Oh, all the eyes quenched out that once were stars!

Oh, all the lips that sag and blench with pain!

Eternal loneliness in search of love!

I know their secret, taste their hidden tears,

And, one of them, to each one stretch my arms.…

Aged twenty-four! And as I’m leaving it

I understand the world — because of you!

Shakespeare, you know, had fifty years or more,

Yet I could talk with him and not feel young.

Well, I’ll not keep you longer reading words

That may or may not have a meaning in them.

Severn (who should be friendship’s synonym

And lacks in nothing but a woman’s touch)

Will soon be running up the stairs and stand

Aghast to find me wasting thus my strength.

When I have calmed him I shall beg for those

Light-hearted and ethereal filigrees

Haydn and Mozart made of silver sound.

They cool me … almost as much as one cool hand

That used to stroke my forehead. Oh, not yet,

Not yet, ask me to write the last farewell!
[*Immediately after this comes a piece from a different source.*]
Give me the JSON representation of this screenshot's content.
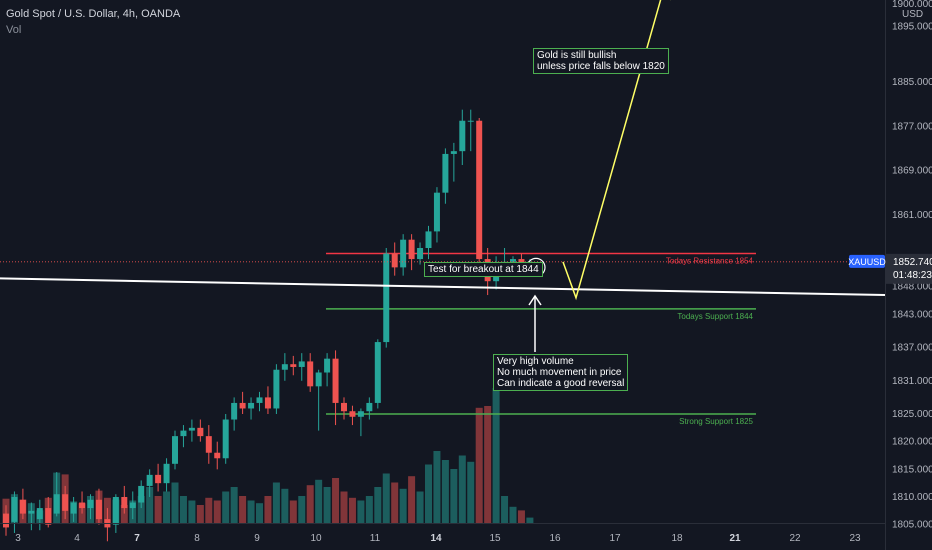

I wish it could be just one breathed caress,

Lingering, like a prayer, and unlike those

You were familiar with and maybe loved.

O Fanny, how I long for you to fathom

All, all the tenderness and thanks I feel,

Here turning in the doorway of dumb death,

For you. You are so far away and lonely!

I see you as the wistfulest thing alive,

So young and unadvised and full of joy,

Irrevocably travelling down the years

To meet irrevocable dark misfortune,

With beauty for your weak and sole defense

And lust of living for your only guide.

Not to be close where you could call to me,

Not to lean over you when tears must come

And you be trampled by the brutal world —

There’s the one last regret that dying has! …

Someone will take my place in that respect.…

I will not say I envy him — O God —

But that I wish him some such gentleness

As mine, and power to protect far greater.…

Do not remember me if memory hurts.

Good-bye, bright star, good-bye. God bless you, Fanny.